Le début de l’année apporte souvent un sentiment de renouveau et d’opportunité, il est donc toujours bon de faire un pronostic sur l’année à venir. Quelles nouvelles technologies attendons-nous ? Quels nouveaux outils la nouvelle année nous apporte-t-elle ? Que souhaitons-nous ajouter à notre arsenal ? Laissons derrière nous la période festive et regardons vers l’avenir avec un mélange d’anticipation et de prudence.

En effet, c’est un moment important pour la prévoyance et la préparation dans un climat, cette année, plus difficile. Les organisations du secteur des TI, en raison du contexte économique, sont obligées de maintenir leur efficacité, voire de l’améliorer, malgré des ressources plus limitées.

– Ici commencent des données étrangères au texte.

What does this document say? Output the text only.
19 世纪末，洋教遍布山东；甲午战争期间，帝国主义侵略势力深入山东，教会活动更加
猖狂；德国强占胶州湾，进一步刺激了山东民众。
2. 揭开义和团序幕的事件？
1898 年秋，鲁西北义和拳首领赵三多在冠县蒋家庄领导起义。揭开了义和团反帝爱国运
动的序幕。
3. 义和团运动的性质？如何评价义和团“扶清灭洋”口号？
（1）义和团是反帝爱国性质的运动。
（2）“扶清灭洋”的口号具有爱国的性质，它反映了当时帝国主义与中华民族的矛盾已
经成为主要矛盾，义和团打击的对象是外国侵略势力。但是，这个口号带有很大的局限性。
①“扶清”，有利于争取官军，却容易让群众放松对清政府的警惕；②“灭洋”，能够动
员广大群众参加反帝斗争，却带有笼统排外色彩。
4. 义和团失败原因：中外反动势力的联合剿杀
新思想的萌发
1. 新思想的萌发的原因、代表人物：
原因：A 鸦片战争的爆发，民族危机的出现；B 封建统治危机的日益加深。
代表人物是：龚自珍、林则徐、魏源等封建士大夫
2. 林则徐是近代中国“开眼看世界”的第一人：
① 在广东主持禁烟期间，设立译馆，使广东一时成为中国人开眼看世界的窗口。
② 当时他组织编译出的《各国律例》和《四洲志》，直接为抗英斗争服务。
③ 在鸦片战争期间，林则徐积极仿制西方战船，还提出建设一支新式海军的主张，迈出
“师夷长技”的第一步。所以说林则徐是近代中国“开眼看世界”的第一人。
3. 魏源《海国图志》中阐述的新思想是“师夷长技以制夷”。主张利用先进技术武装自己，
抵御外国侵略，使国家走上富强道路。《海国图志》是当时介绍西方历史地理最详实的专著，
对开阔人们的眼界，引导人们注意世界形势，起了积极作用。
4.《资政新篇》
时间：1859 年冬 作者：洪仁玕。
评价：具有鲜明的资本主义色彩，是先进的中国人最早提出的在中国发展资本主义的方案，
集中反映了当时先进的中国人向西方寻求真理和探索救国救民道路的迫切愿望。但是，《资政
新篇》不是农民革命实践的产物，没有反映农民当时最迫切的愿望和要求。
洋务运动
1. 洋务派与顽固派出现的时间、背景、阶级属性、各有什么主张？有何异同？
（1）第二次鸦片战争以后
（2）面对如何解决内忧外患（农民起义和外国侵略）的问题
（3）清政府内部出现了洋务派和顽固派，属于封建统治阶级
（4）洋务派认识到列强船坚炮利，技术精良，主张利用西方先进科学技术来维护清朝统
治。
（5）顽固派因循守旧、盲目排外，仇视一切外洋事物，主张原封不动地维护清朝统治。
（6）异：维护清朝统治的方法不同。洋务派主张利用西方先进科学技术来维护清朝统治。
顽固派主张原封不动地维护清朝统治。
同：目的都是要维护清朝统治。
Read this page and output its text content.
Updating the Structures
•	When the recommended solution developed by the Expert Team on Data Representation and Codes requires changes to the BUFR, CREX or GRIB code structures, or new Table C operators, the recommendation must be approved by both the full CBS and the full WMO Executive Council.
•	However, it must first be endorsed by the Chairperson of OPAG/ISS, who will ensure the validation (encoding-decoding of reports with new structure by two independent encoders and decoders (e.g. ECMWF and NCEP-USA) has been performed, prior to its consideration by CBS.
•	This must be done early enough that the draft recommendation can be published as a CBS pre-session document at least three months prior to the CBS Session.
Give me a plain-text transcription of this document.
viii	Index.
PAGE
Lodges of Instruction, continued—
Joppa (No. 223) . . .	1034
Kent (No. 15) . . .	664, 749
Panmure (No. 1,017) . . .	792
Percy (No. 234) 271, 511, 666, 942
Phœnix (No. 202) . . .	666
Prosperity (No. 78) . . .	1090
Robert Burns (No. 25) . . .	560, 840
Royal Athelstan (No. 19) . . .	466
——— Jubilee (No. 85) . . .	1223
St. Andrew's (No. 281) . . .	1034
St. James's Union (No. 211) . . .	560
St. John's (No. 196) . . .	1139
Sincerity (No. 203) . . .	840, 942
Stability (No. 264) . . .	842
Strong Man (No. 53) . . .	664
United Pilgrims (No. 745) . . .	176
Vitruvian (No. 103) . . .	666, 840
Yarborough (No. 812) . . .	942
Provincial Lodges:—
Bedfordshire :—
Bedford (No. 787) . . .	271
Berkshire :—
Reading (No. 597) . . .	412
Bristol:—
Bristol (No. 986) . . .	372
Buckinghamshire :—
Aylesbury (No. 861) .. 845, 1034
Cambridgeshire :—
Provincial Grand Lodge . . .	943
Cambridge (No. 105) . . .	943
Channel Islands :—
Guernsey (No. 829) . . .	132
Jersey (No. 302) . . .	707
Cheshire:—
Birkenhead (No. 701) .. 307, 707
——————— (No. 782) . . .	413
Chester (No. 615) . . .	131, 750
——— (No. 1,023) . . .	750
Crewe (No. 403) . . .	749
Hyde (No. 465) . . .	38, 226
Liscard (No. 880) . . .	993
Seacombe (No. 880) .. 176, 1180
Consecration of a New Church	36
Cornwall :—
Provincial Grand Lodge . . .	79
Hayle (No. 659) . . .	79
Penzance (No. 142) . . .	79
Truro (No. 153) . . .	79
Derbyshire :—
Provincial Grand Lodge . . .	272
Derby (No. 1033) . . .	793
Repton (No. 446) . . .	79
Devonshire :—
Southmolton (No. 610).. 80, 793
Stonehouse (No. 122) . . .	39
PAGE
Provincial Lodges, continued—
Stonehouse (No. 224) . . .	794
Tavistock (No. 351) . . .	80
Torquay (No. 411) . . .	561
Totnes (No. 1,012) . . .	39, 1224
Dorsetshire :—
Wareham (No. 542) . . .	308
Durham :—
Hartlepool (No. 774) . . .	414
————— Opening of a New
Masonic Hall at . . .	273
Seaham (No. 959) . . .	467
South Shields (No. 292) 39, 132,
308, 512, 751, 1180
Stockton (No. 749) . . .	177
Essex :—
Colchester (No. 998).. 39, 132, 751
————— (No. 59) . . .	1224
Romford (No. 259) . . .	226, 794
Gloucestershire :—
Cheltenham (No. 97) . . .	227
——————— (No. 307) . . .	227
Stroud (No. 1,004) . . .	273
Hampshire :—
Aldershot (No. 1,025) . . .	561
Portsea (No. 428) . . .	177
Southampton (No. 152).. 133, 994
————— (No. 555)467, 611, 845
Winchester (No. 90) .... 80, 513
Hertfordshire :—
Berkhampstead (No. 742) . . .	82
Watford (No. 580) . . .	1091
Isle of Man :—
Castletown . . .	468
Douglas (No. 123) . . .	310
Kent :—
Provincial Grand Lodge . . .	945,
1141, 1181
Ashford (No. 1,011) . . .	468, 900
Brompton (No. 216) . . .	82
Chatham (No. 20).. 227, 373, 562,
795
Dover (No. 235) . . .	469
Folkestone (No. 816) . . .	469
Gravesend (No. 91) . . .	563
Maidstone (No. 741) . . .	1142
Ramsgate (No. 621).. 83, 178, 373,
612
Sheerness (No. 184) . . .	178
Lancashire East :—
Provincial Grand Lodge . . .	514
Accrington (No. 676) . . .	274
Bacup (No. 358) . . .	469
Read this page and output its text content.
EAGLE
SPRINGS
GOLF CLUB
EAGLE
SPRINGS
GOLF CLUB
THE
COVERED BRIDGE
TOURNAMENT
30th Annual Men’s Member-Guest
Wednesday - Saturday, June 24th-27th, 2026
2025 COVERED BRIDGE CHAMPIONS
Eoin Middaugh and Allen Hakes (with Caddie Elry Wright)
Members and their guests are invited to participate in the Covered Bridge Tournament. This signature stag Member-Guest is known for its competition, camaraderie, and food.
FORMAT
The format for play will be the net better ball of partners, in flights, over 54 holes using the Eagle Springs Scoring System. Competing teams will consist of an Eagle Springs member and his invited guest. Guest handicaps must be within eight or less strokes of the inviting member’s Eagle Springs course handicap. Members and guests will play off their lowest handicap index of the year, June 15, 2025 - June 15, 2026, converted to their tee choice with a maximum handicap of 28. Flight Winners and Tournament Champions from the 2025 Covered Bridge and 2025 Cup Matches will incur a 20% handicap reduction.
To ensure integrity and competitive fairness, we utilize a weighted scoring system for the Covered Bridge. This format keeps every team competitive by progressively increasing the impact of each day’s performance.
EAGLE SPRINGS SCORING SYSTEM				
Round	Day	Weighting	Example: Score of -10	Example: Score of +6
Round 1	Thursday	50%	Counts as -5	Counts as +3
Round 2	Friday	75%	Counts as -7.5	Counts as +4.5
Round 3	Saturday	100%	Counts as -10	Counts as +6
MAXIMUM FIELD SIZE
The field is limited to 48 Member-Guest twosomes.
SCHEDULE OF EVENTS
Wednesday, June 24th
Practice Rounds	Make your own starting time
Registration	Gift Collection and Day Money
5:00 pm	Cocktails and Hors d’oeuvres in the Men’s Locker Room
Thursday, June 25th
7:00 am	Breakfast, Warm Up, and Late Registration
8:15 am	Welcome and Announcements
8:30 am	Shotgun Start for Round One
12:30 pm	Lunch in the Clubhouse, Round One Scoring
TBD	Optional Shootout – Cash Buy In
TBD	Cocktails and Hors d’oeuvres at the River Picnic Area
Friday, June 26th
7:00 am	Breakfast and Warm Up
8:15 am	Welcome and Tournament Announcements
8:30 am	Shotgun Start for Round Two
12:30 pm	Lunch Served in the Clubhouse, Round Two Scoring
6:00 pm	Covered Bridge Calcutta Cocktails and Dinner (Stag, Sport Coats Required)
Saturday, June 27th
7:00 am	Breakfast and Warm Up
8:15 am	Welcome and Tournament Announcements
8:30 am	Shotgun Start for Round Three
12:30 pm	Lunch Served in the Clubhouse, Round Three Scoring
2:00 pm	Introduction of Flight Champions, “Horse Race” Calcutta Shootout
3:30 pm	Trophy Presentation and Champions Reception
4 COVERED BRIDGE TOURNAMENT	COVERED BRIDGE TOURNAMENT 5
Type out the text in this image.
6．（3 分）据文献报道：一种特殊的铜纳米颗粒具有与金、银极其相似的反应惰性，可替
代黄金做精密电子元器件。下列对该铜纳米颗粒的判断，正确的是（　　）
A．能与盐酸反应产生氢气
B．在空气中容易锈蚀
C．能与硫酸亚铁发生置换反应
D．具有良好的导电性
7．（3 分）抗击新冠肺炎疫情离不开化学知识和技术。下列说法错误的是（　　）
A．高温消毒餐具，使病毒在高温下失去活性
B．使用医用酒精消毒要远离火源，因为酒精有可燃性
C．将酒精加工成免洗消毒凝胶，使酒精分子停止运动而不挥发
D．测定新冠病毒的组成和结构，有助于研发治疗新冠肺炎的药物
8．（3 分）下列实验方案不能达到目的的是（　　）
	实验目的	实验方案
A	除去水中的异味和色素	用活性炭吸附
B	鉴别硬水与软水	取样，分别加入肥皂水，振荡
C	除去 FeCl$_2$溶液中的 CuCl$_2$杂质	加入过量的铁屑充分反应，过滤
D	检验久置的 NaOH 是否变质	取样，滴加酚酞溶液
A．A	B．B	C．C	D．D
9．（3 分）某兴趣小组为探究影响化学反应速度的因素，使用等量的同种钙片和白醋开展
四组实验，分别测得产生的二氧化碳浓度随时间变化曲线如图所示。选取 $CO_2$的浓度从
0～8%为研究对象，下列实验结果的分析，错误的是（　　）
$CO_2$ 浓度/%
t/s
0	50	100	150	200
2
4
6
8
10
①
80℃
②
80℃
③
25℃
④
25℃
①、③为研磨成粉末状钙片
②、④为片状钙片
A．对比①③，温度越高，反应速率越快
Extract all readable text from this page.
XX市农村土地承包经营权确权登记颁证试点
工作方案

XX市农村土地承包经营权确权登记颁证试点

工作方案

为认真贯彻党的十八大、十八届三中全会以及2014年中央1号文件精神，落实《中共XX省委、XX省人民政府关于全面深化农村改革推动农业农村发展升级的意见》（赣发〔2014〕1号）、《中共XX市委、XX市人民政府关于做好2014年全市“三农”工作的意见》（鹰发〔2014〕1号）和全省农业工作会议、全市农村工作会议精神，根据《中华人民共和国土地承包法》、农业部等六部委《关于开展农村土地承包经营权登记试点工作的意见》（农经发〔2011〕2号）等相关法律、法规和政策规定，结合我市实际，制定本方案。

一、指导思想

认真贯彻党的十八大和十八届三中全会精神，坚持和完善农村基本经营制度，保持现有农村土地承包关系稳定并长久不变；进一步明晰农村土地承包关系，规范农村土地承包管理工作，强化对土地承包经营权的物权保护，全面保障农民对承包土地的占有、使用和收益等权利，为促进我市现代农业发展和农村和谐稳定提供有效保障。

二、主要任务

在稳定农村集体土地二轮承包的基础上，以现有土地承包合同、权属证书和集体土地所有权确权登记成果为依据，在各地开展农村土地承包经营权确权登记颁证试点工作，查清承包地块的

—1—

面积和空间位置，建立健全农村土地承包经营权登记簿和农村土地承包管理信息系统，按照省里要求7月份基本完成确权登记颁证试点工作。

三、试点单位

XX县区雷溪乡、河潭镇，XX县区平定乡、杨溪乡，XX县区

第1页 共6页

Dans ce contexte, nous avons identifié trois défis auxquels les équipes et responsables TI seront probablement confrontés cette année. À savoir : optimiser les coûts d’infrastructure, garantir la satisfaction des utilisateurs avec une approche proactive plutôt que réactive (observer intelligemment plutôt qu’éteindre des feux pour maintenir l’image de marque) et résoudre la dette technique pour disposer d’un portefeuille d’applications à jour et sécurisé.

Dans cet article, nous examinons chacun de ces défis pour vous fournir des orientations pour surmonter l’année 2024.

Défi 1 — « Optimisation »

Les entreprises sont confrontées à des défis qui nécessitent d’optimiser leurs opérations et de réduire leurs coûts en raison des difficultés économiques, caractérisées par les réductions d’effectifs et les pressions sur les coûts. Nos collaborateurs ont remarqué que 2023 a été marquée par un changement de focus, « Moins de développement, plus d’opérations », afin de maximiser l’efficacité et la stabilité des systèmes déjà en place (voir notre rétrospective 2023).

FinOps et « Smart Spending »

Dans ce contexte, l’importance de FinOps est grandissante. FinOps étend les principes de DevOps tels que l’agilité et la livraison continue à la gouvernance financière, en se concentrant sur la budgétisation (Fin) et l’optimisation des coûts d’opération (Ops). FinOps faisait déjà partie de nos tendances à suivre pour janvier 2023. Cependant, de nombreuses entreprises l’ont ignoré, car la science des données et l’analyse des coûts sont souvent allouées à d’autres domaines.

Les entreprises ont maintenant besoin de plus de données et de promouvoir une culture de « Smart Spending » comme le suggère Gartner dans Deliver IT Strategic Cost Optimization Through Smart Spending. Dans le cadre de la FinOps, la gestion des coûts de l’infrastructure cloud est une responsabilité partagée, et les dirigeants TI doivent :

  1. Sensibiliser à propos des « Smart Spending ». Cela signifie la transparence et la disponibilité des données de coûts.
  2. Identifier de nouveaux comportements nécessaires pour l’optimisation des coûts. Cela signifie définir ce que nous attendons des architectes de solutions et des équipes produits en matière de coûts et de budget.
  3. Renforcer les comportements de « Smart Spending » au sein des équipes TI. Cela signifie reconnaître les progrès, combler les lacunes de connaissances et établir des rituels pour renforcer les nouveaux comportements.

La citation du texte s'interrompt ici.